For at least one group of first-graders, a newly acquired skill is helping them to find a way to stay connected with their teacher.
Just before Spring Break, Emily Ruble and her Briarwood students studied letter writing. They practiced writing capital letters, adding commas, addressing envelopes, and signing letters.
When schools were closed in March, Ruble saw a new opportunity for students to learn even more. She wrote handwritten letters to each of her students’ households. She also included an addressed, stamped envelope so students could write back if they wanted.
While Ruble expressed she wants her students to practice letter-writing skills, she emphasized that was far from the point of the activity. Ruble says she wanted each student to know, despite varying access to technology, students can still connect with trusted individuals.

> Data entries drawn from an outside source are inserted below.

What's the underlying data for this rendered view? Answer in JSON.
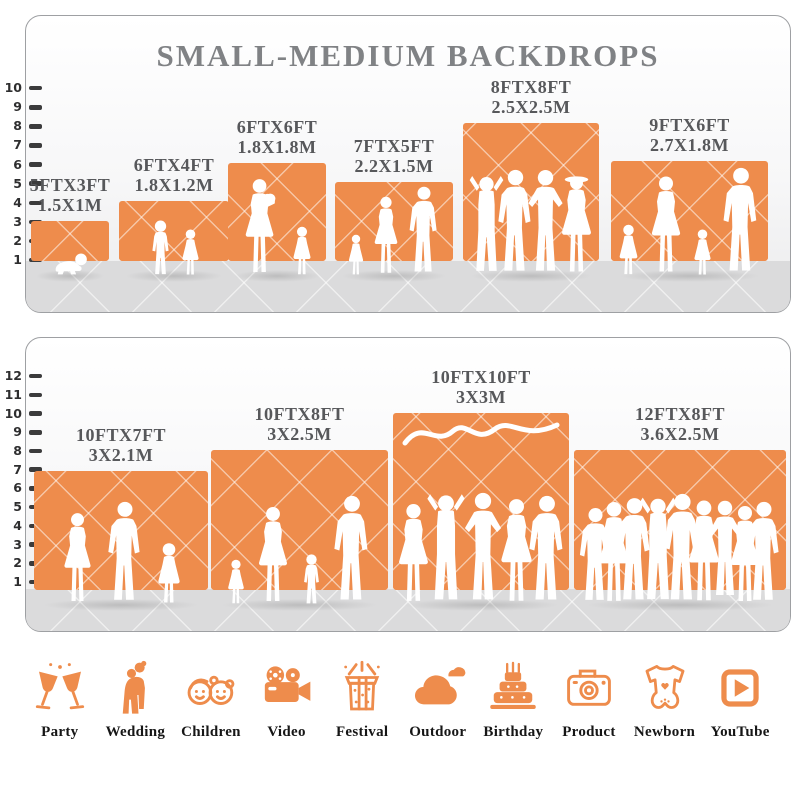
{
  "title": "SMALL-MEDIUM BACKDROPS",
  "accent_color": "#EE8C4C",
  "label_color": "#57585B",
  "panels": [
    {
      "name": "small-medium-backdrops",
      "ruler_unit": "ft",
      "ruler": [
        "10",
        "9",
        "8",
        "7",
        "6",
        "5",
        "4",
        "3",
        "2",
        "1"
      ],
      "backdrops": [
        {
          "ft": "5FTX3FT",
          "m": "1.5X1M"
        },
        {
          "ft": "6FTX4FT",
          "m": "1.8X1.2M"
        },
        {
          "ft": "6FTX6FT",
          "m": "1.8X1.8M"
        },
        {
          "ft": "7FTX5FT",
          "m": "2.2X1.5M"
        },
        {
          "ft": "8FTX8FT",
          "m": "2.5X2.5M"
        },
        {
          "ft": "9FTX6FT",
          "m": "2.7X1.8M"
        }
      ]
    },
    {
      "name": "large-backdrops",
      "ruler_unit": "ft",
      "ruler": [
        "12",
        "11",
        "10",
        "9",
        "8",
        "7",
        "6",
        "5",
        "4",
        "3",
        "2",
        "1"
      ],
      "backdrops": [
        {
          "ft": "10FTX7FT",
          "m": "3X2.1M"
        },
        {
          "ft": "10FTX8FT",
          "m": "3X2.5M"
        },
        {
          "ft": "10FTX10FT",
          "m": "3X3M"
        },
        {
          "ft": "12FTX8FT",
          "m": "3.6X2.5M"
        }
      ]
    }
  ],
  "categories": [
    {
      "label": "Party",
      "icon": "party-icon"
    },
    {
      "label": "Wedding",
      "icon": "wedding-icon"
    },
    {
      "label": "Children",
      "icon": "children-icon"
    },
    {
      "label": "Video",
      "icon": "video-icon"
    },
    {
      "label": "Festival",
      "icon": "festival-icon"
    },
    {
      "label": "Outdoor",
      "icon": "outdoor-icon"
    },
    {
      "label": "Birthday",
      "icon": "birthday-icon"
    },
    {
      "label": "Product",
      "icon": "product-icon"
    },
    {
      "label": "Newborn",
      "icon": "newborn-icon"
    },
    {
      "label": "YouTube",
      "icon": "youtube-icon"
    }
  ]
}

“I want my students to learn what a good feeling it is to get a letter addressed to you in your mail, and how to give someone else that joy too,” Ruble added. “Mostly, I want them to know that I genuinely want to hear how they are doing, what they’re up to, and how they feel. I’m not necessarily worried about their spelling, handwriting, or punctuation.”
Ruble noted she was also intentional about acknowledging what her students might be feeling.
“I told my students we would not be coming back to school this year and that it is okay if that seemed weird or made them nervous,” Ruble said. “I told them I was nervous, too.”
Ruble also shared details about her dog, Nipsey, about putting a puzzle together, and encouraged students to write back.
“It worked!” Ruble exclaimed. “I’ve been getting a few letters each day. It has been an amazing project. Kids are so resilient. They are telling me about baking, making forts, about the books they’ve read. They’re having fun, and it makes being apart seem a little bit okay for the moment.”